When Robert Hartwell first launched The Broadway Collective in 2016, a musical theater academy, he worked at the kitchen table with his assistant. Times were tough then, a sentiment most early stage entrepreneurs can empathize with.
“It was just the two of us, working in the kitchen,” Hartwell says, laughing at the memory. “You couldn’t open the fridge because it would hit the table.”
But he persevered, growing the humble collective into a multi-million dollar enterprise with award-winning training. Its students boast acceptance into top universities like Carnegie Mellon University and New York University. Hartwell himself has an impressive resume. He spent 10 years as a professional artist, performing in five Broadway productions, two national tours, and a performance at the Tony Awards.
Now he is all about guiding the next generation of artists—particularly within underrepresented BIPOC and LGBTQ communities. Sure, The Broadway Collective helps artist develop their talent, but Hartwell’s real dream lies in helping them become strong, resilient and vulnerable humans.
“A lot of these people are the odd person out in their communities,” Hartwell says. “They’re going through gender-orientation and sexual-orientation identity. They’re hearing family members say, ‘That’s not a real career. That’s a pipe dream.’ We’re here for those people.”
To Hartwell, showing up for these communities means building a company that reflects his values of representation and diversity.
“If you don’t see it, you can’t become it,” he says. “I want our students to see there are Black, brown, gender nonbinary and queer people in our company. If they don’t see it, how will they know it’s possible?”
Outside of his company, Hartwell dedicates time and space to help identify and create opportunities that they might otherwise not know exist.
“Our job is to show them the positions that are available,” he says. “And they many different places they could go in the industry. And then give them the tools to break the glass ceilings and break down the doors. It’s not about trying to get a seat at someone’s table; it’s about building your own.”
To those entrepreneurs looking to blaze their own trails, he offers this advice.
Believe in the power of hard work.
Hartwell knows what hard work looks like. In the early days, he would open the phonebook in a city and call every theater and dance company to promote his drop-in classes. Most hung up on him. Now his classes sell out.
Part of the training in The Broadway Collective is to establish routine and structure, to provide a framework for students to learn discipline and the power of hard work. That, he says, is where transformation happens.
Find a single voice to guide you.
Hartwell’s first business coach was Rachel Rodgers, founder of Hello Seven, a company built on helping women make more money and specifically helping create more BIPOC millionaires. Rodgers was the only voice in Hartwell’s ear to help him build a business and follow best practices that made sense for him. In a world full of shiny objects, he advises finding a single voice to guide you.
When selecting your mentor. Look for the following:
- Ensure their mission statement aligns with your values and beliefs.
- Look at their past mentees. Ensure they’re the right person to guide you.
- Ensure they are continuing to learn and grow, too. Enlisting someone who thinks they no longer need to learn is a recipe for disaster.
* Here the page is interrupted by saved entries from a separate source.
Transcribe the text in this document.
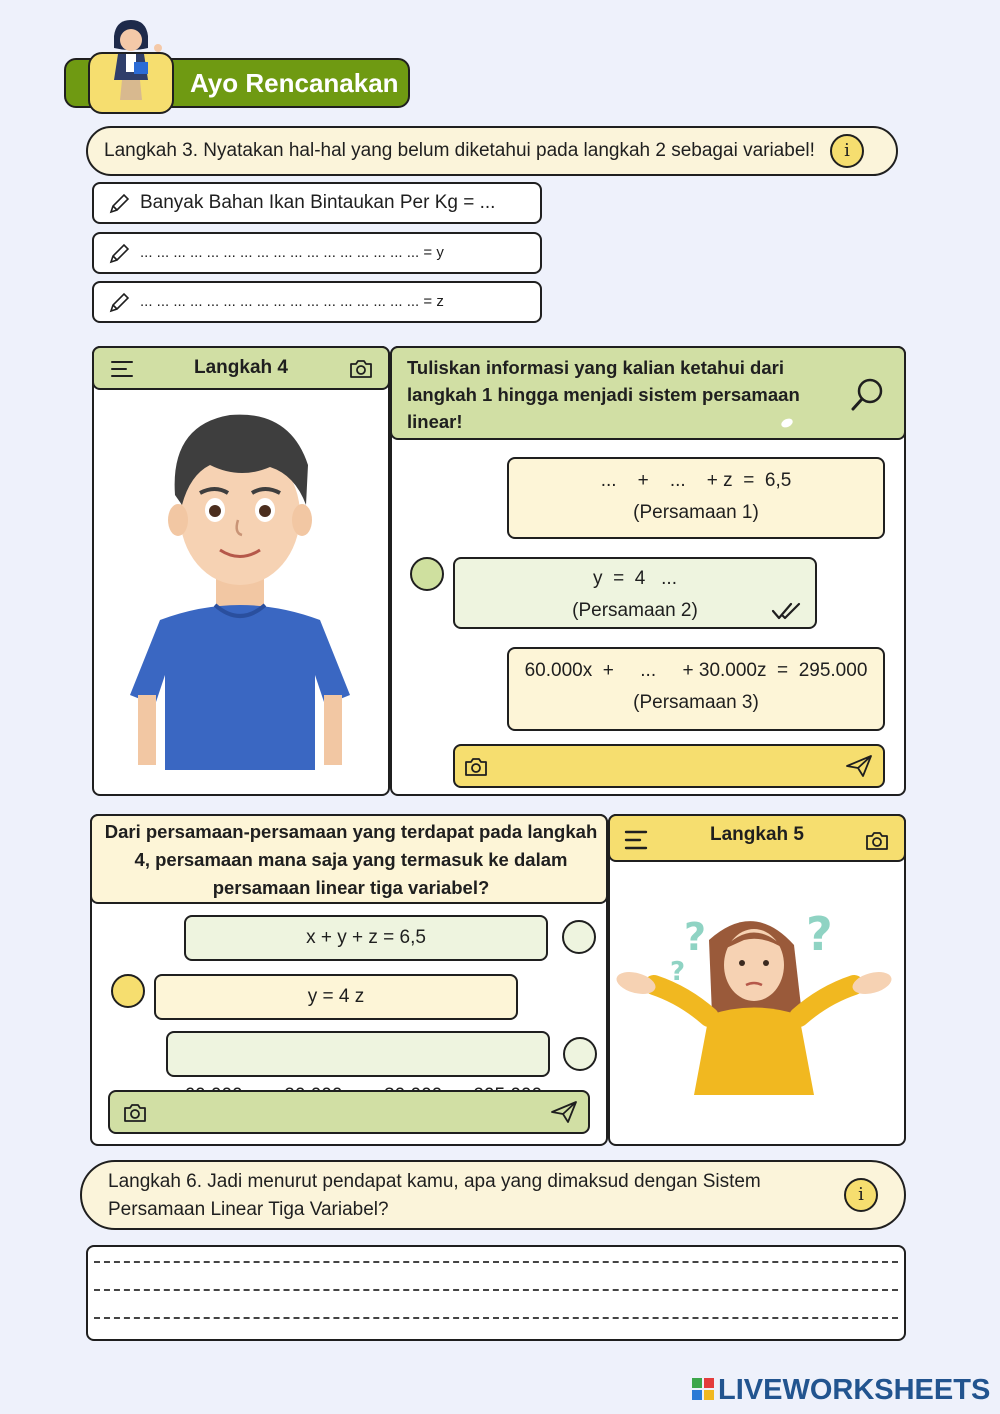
Ayo Rencanakan
Langkah 3. Nyatakan hal-hal yang belum diketahui pada langkah 2 sebagai variabel!	i
Banyak Bahan Ikan Bintaukan Per Kg = ...
... ... ... ... ... ... ... ... ... ... ... ... ... ... ... ... ... = y
... ... ... ... ... ... ... ... ... ... ... ... ... ... ... ... ... = z
Langkah 4	Tuliskan informasi yang kalian ketahui dari langkah 1 hingga menjadi sistem persamaan linear!
...    +    ...    + z  =  6,5
(Persamaan 1)
y  =  4   ...
(Persamaan 2)
60.000x  +     ...     + 30.000z  =  295.000
(Persamaan 3)
Dari persamaan-persamaan yang terdapat pada langkah 4, persamaan mana saja yang termasuk ke dalam persamaan linear tiga variabel?
x + y + z = 6,5
y = 4 z

Langkah 5
?
?
?
Langkah 6. Jadi menurut pendapat kamu, apa yang dimaksud dengan Sistem Persamaan Linear Tiga Variabel?
i
LIVEWORKSHEETS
Create a mission statement you wholeheartedly believe in.
Let this mission statement be your North Star. It’s easy to write some pretty language that looks appealing on a shiny website, but this does little to direct your business into real, sustainable growth. Spend time with the words and make sure they represent you, your company’s true goal and your personal values.
Make every decision with your mission statement at heart.
This is not a write-it-and-forget-it situation, Hartwell says. Revisit your mission statement every single day. Post it in big letters where you can’t miss it. Make every single decision with your mission statement in mind. No decision is too small to be considered a part of this statement. From your first hire to your first fire, consider the words thoughtfully.
Remain a lifelong student.
Hartwell’s most important advice, he says, is to remain a lifelong learner. You are never too old to be a student. To do this, seek out people you admire and learn from them. Attend conferences. Dedicate time to learn new things both in your industry and in related industries.
“Be willing to be wrong,” Hartwell says. “Be willing to do the work. Be willing to be vulnerable. Be willing to be a student at any age.”